Sarah Ladislaw of the Center for Strategic and International Studies (CSIS), a U.S. think tank, and Michelle Patron of the White House National Security Council, described the climate finance pledge from China as "a significant shift" in the climate finance landscape as it expanded the pool of major donors beyond just industrialized countries.

"Climate finance, specifically the ability of countries to deliver on their finance pledges, will still be a contentious issue in the upcoming negotiations, but China's finance pledge changes the debate in a positive direction," they wrote in an article posted on the CSIS website.

Steer expressed similar views, calling the pledge "a watershed moment" that elevates China to a new level on climate finance. "These new funding streams should reassure developing countries that climate finance will be available from a broader pool of contributors," he added.

For its part, the U.S. government reaffirmed its 3-billion-dollar pledge to the UN-backed Green Climate Fund, which Obama made last year during a G20 meeting in Australia.

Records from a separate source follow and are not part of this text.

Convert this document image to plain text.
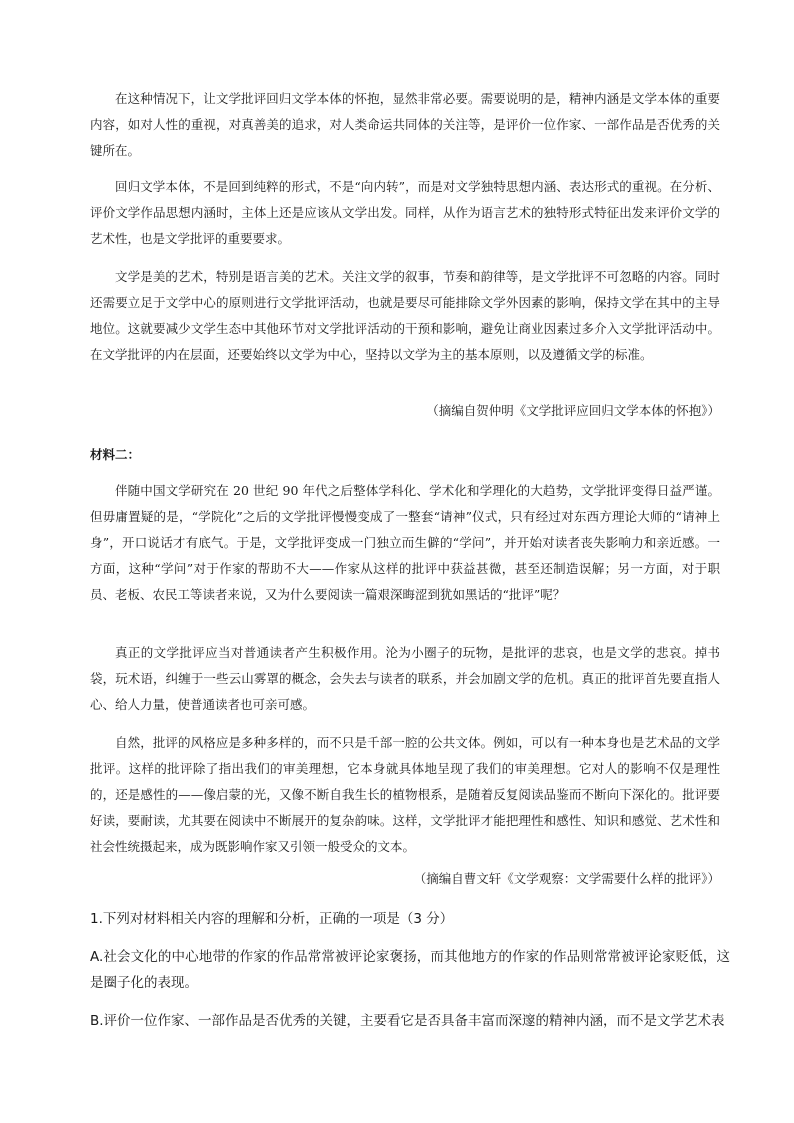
在这种情况下，让文学批评回归文学本体的怀抱，显然非常必要。需要说明的是，精神内涵是文学本体的重要内容，如对人性的重视，对真善美的追求，对人类命运共同体的关注等，是评价一位作家、一部作品是否优秀的关键所在。

回归文学本体，不是回到纯粹的形式，不是“向内转”，而是对文学独特思想内涵、表达形式的重视。在分析、评价文学作品思想内涵时，主体上还是应该从文学出发。同样，从作为语言艺术的独特形式特征出发来评价文学的艺术性，也是文学批评的重要要求。

文学是美的艺术，特别是语言美的艺术。关注文学的叙事，节奏和韵律等，是文学批评不可忽略的内容。同时还需要立足于文学中心的原则进行文学批评活动，也就是要尽可能排除文学外因素的影响，保持文学在其中的主导地位。这就要减少文学生态中其他环节对文学批评活动的干预和影响，避免让商业因素过多介入文学批评活动中。在文学批评的内在层面，还要始终以文学为中心，坚持以文学为主的基本原则，以及遵循文学的标准。

（摘编自贺仲明《文学批评应回归文学本体的怀抱》）

材料二：

伴随中国文学研究在 20 世纪 90 年代之后整体学科化、学术化和学理化的大趋势，文学批评变得日益严谨。但毋庸置疑的是，“学院化”之后的文学批评慢慢变成了一整套“请神”仪式，只有经过对东西方理论大师的“请神上身”，开口说话才有底气。于是，文学批评变成一门独立而生僻的“学问”，并开始对读者丧失影响力和亲近感。一方面，这种“学问”对于作家的帮助不大——作家从这样的批评中获益甚微，甚至还制造误解；另一方面，对于职员、老板、农民工等读者来说，又为什么要阅读一篇艰深晦涩到犹如黑话的“批评”呢？

真正的文学批评应当对普通读者产生积极作用。沦为小圈子的玩物，是批评的悲哀，也是文学的悲哀。掉书袋，玩术语，纠缠于一些云山雾罩的概念，会失去与读者的联系，并会加剧文学的危机。真正的批评首先要直指人心、给人力量，使普通读者也可亲可感。

自然，批评的风格应是多种多样的，而不只是千部一腔的公共文体。例如，可以有一种本身也是艺术品的文学批评。这样的批评除了指出我们的审美理想，它本身就具体地呈现了我们的审美理想。它对人的影响不仅是理性的，还是感性的——像启蒙的光，又像不断自我生长的植物根系，是随着反复阅读品鉴而不断向下深化的。批评要好读，要耐读，尤其要在阅读中不断展开的复杂韵味。这样，文学批评才能把理性和感性、知识和感觉、艺术性和社会性统摄起来，成为既影响作家又引领一般受众的文本。

（摘编自曹文轩《文学观察：文学需要什么样的批评》）

1.下列对材料相关内容的理解和分析，正确的一项是（3 分）

A.社会文化的中心地带的作家的作品常常被评论家褒扬，而其他地方的作家的作品则常常被评论家贬低，这是圈子化的表现。

B.评价一位作家、一部作品是否优秀的关键，主要看它是否具备丰富而深邃的精神内涵，而不是文学艺术表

However, all U.S. government spending is in the hands of Congress, where Republican lawmakers have vowed to block Obama's first 500-million-dollar funding request.

Friday's joint statement may be a timely help for Obama, who intends to cement his climate legacy before he leaves office in 2016.

Ladislaw and Patron said there is also "strong symbolism" in China's decision to announce its emissions trading system in Washington, where congressional support for similar proposals has failed due in part to competitive concerns vis-a-vis China.

"The debate about comparability of effort will of course be an ongoing area of interest, but it is now impossible to say either country is inactive," they said.

Enhancing prospects for Paris agreement

At the Climate Leaders Summit in Los Angeles on Sept. 15-16, about two dozens of Chinese and U.S. local governments announced their ambitious plans to combat climate change.

In the China-U.S. Climate Leaders' Declaration signed by China's Beijing, Sichuan, Hainan, Guangzhou and U.S. California, Connecticut, Los Angeles, New York, Washington D.C. among around a dozen other provinces, states and cities, all of the participants set their goals of emission reduction in the next decades.

Eleven Chinese provinces and cities are committed to achieve the peaking of CO2 emissions by 2020 to 2030, while U.S. states and cities committing to increase their percentage of renewable energy and reduce greenhouse gas emission by a substantial amount.

Taking California for instance, the leading U.S. state is going to reduce emissions by 40 percent below 1990 levels by 2030 and 80 percent by 2050, which is the most ambitious target in North America.

"President Xi's announcement combined with the commitments by 11 Chinese cities and provinces last week to undertake more rapid climate action with U.S. partners is a good sign to help catalyze more serious commitments from other countries in the upcoming climate talks," Turner said.

The prospects for reaching an ambitious agreement at the December's UN climate talks in Paris also brightened, he said.

The new promises "may help break the logjam in much the same way that text from last November's joint announcement bridged the divide between developed and developing countries in the Lima negotiations last year," Ladislaw and Patron wrote. The pledges are "clearly intended to enhance the prospects for diplomatic progress heading into December."